On Wednesday, the blue-chip FTSE 100 index managed to erase some of the steep losses of the trading sessions and closed the day higher.
As for the mid-cap index, it was able to wipe out its shocking 3% decline, all thanks to the Bank of England (BoE) that stepped in to promise bond purchases, thereby giving sentiment a boost.
The BoE’s move
The British central bank announced that in order to bring stability to the markets, it would purchase as many bonds as required from now till October 14th.
In addition, it also said that it would delay the start of its gilt sales, which saw prices of UK gilt soar.
This move came after the announcement of the new economic strategy of the UK saw the British pound plunge to record lows earlier in the week.
The plan was censured by the International Monetary Fund (IMF) on Wednesday and Moody’s, the rating agency, also warned that massive unfunded tax cuts would be ‘credit negative’ for the country.
Market analysts said that the BoE’s announcement showed that it was willing to do all it can for preventing a financial crisis and it was already taking effect.
The export-focused FTSE 100 climbed 0.3% for the day, after early losses in the session had seen it lose as much as 2.1% to a low of six months.
As for the domestically-focused FTSE 250 index, it ended the day flat after making a recovery from lows of two years.
The biggest boost to the FTSE 100 index came from miners due to a rise in copper prices and energy and healthcare stocks also rose.
The BoE’s announcement benefitted global markets, as there was also a 0.3% rise in euro zone shares, while a rally was recorded on Wall Street after the last few weeks had seen a dizzying sell-off.
This year, global stock markets have taken a big hit over concerns that the aggressive policy tightening of monetary policy by central banks for curbing hefty inflation can drive the economies into recession.
So far, the FTSE 100 has shed as much as 5% of its value this year.
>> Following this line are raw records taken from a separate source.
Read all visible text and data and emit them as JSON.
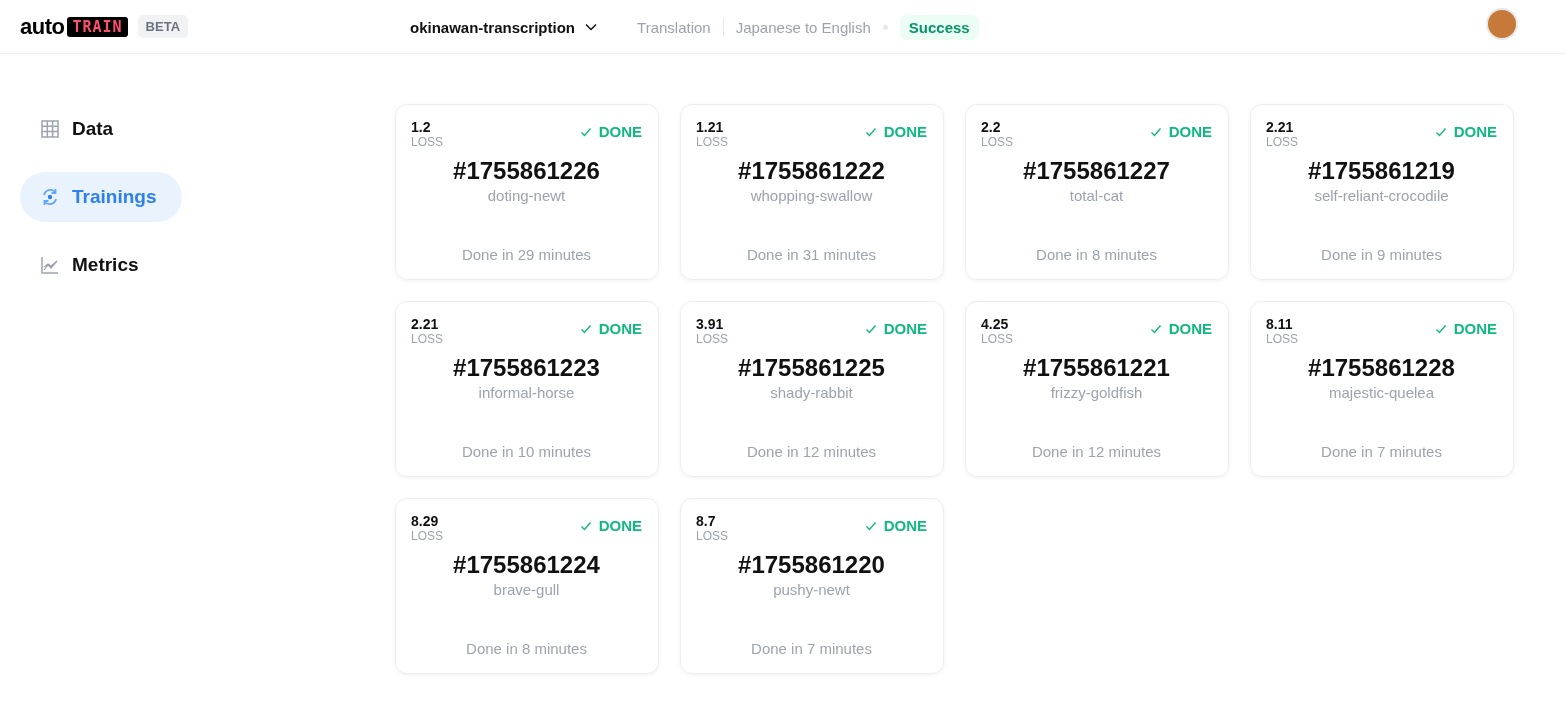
{
  "header": {
    "logo": {
      "word": "auto",
      "badge": "TRAIN"
    },
    "beta": "BETA",
    "project": "okinawan-transcription",
    "task": "Translation",
    "language_pair": "Japanese to English",
    "status": {
      "label": "Success",
      "kind": "success"
    }
  },
  "sidebar": {
    "items": [
      {
        "label": "Data",
        "kind": "data",
        "selected": false
      },
      {
        "label": "Trainings",
        "kind": "trainings",
        "selected": true
      },
      {
        "label": "Metrics",
        "kind": "metrics",
        "selected": false
      }
    ]
  },
  "trainings": [
    {
      "loss": "1.2",
      "loss_label": "LOSS",
      "status": "DONE",
      "kind": "done",
      "id": "#1755861226",
      "name": "doting-newt",
      "duration": "Done in 29 minutes"
    },
    {
      "loss": "1.21",
      "loss_label": "LOSS",
      "status": "DONE",
      "kind": "done",
      "id": "#1755861222",
      "name": "whopping-swallow",
      "duration": "Done in 31 minutes"
    },
    {
      "loss": "2.2",
      "loss_label": "LOSS",
      "status": "DONE",
      "kind": "done",
      "id": "#1755861227",
      "name": "total-cat",
      "duration": "Done in 8 minutes"
    },
    {
      "loss": "2.21",
      "loss_label": "LOSS",
      "status": "DONE",
      "kind": "done",
      "id": "#1755861219",
      "name": "self-reliant-crocodile",
      "duration": "Done in 9 minutes"
    },
    {
      "loss": "2.21",
      "loss_label": "LOSS",
      "status": "DONE",
      "kind": "done",
      "id": "#1755861223",
      "name": "informal-horse",
      "duration": "Done in 10 minutes"
    },
    {
      "loss": "3.91",
      "loss_label": "LOSS",
      "status": "DONE",
      "kind": "done",
      "id": "#1755861225",
      "name": "shady-rabbit",
      "duration": "Done in 12 minutes"
    },
    {
      "loss": "4.25",
      "loss_label": "LOSS",
      "status": "DONE",
      "kind": "done",
      "id": "#1755861221",
      "name": "frizzy-goldfish",
      "duration": "Done in 12 minutes"
    },
    {
      "loss": "8.11",
      "loss_label": "LOSS",
      "status": "DONE",
      "kind": "done",
      "id": "#1755861228",
      "name": "majestic-quelea",
      "duration": "Done in 7 minutes"
    },
    {
      "loss": "8.29",
      "loss_label": "LOSS",
      "status": "DONE",
      "kind": "done",
      "id": "#1755861224",
      "name": "brave-gull",
      "duration": "Done in 8 minutes"
    },
    {
      "loss": "8.7",
      "loss_label": "LOSS",
      "status": "DONE",
      "kind": "done",
      "id": "#1755861220",
      "name": "pushy-newt",
      "duration": "Done in 7 minutes"
    }
  ]
}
Market analysts said that the fact that the BoE had to step in and take action shows that Britain’s markets are in a ranger precarious position.
They added that it would not be a surprise if there was another problem popping up soon in the financial markets.
They said that no matter how you look at it, economic growth is facing downside risks and the target of 2.5% growth in real GDP set by the Chancellor is appearing more and more unachievable.
The FTSE 100 index was weighed down by banking stocks that tend to be risk sensitive and they recorded 2.5% declines for the day.
As far as individual stocks are concerned, there was a 5.0% rise in the Burberry Group, after it announced that the position of its chief creative officer had been given to Daniel Lee.